For Wake Forest, it was just another game against a Top 10 team that went awry. The Demon Deacons have played 54 of them. They've lost 53.
"It's tough in there right now," Wake Forest quarterback Tanner Price said, referring to his team's locker room. "It's really hard when you come this close and you don't come away with the W. It was right there in our grasp. I thought when we had that touchdown to give us 21 that we had a chance. It was just disappointing."
That touchdown he referenced came with 4:02 left, when not long after Johnson's first score gave Miami its first lead, Price connected with Dominique Gibson for what became a 44-yard score. Miami linebacker Tyrone Cornelius missed a tackle on the play, allowing Gibson to take off for the end zone.
Turned out, Cornelius' missed tackle was a huge break for his own team.
Instead of Wake Forest (4-4, 2-3 Atlantic Coast Conference) grinding up more clock, Miami (7-0, 3-0) got the ball back with plenty of time. Johnson did the rest, and his 168-yard, 30-carry day was capped by 85 rushing yards in the fourth quarter alone.
"I wanted the ball," Johnson said. "So I went to coach, and we talked about it, and coach said 'We're going to put it in your hands.'"
Smart move, Al Golden. And it allowed the Hurricanes to not only match the program's best start since 2003, but set up a giant-sized showdown at Florida State next week.
"Clearly emotional. I'm not going to lie to you. Just an emotional week," said Golden, the coach who spent the first 30 games of his Miami career waiting for the NCAA cloud to pass. "Now we can breathe and move forward. I was more worried than ever this week, just because nobody was really talking about Wake. Everybody was talking about the NCAA and obviously future scheduling."
Price completed 25 of 45 passes for 302 yards and two touchdowns. Michael Campanaro had 10 catches for 88 yards for the Demon Deacons.
"I told them that I think we're a good football team," Grobe said. "Not as good as we need to be. We came up short but I think we got better today."
Wake Forest set the tone from the outset, going 16 plays and getting a touchdown on the game's first drive. None of the plays gained more than 14 yards, and the 79-yard march — capped by Josh Harris' 12-yard run — chewed nearly 9 minutes off the clock. By of plays and time, it was Wake Forest's longest scoring drive of the season.

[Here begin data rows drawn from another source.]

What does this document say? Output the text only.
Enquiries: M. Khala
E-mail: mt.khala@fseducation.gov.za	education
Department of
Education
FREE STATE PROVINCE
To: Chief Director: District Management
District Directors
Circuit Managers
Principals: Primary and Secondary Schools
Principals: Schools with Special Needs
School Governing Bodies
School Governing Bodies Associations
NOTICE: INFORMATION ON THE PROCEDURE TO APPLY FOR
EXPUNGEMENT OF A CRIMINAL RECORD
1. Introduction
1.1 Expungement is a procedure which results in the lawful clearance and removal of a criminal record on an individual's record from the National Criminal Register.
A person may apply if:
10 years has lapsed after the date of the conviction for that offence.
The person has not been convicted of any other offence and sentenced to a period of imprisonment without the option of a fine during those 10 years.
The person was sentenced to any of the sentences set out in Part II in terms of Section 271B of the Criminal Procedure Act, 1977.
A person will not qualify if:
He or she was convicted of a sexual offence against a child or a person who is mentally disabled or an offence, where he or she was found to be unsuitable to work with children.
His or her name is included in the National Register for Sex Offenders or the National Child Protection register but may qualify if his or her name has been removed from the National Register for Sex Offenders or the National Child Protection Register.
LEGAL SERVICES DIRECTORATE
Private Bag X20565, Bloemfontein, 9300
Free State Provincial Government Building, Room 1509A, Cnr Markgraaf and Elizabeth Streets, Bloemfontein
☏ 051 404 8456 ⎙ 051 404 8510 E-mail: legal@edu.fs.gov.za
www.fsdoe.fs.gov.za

Miami was on its heels. The Hurricanes went three-and-out on their ensuing drive, and didn't get the ball again until the second quarter. At one point early in the second quarter, Wake Forest was outgaining Miami 124-8.
And after Miami got on the board with a field goal, the Demon Deacons rode the strength of a big play to take a two-score edge.
Price found Tyree Harris with a 56-yard third-down pass midway through the second quarter, getting Wake Forest into the Miami red zone. Four plays later — on fourth-and-1 — Price connected with Campanaro from 9 yards out to put the Demon Deacons up 14-3, the biggest deficit the Hurricanes had faced since the Florida State game on Oct. 20, 2012.
Late in the half, Miami seemed to finally get something going.
Facing third-and-short with about 1:30 left, Morris faked a handoff and fired a fastball down the right hash marks that seemed to be sailing high — before tight end Clive Walford snared it with his right hand and somehow held on through the tackle. One play later, Morris connected with Waters for a 35-yard scoring strike, getting the Hurricanes within 14-10 at halftime.
That was the end of the scoring until the fourth, when Johnson put Miami ahead with 5:36 left, and returned to the field 94 seconds later to begin pulling off the second comeback drive — the one that counted most.
"We played well," Campanaro said. "We just didn't make enough plays at the end to seal the deal."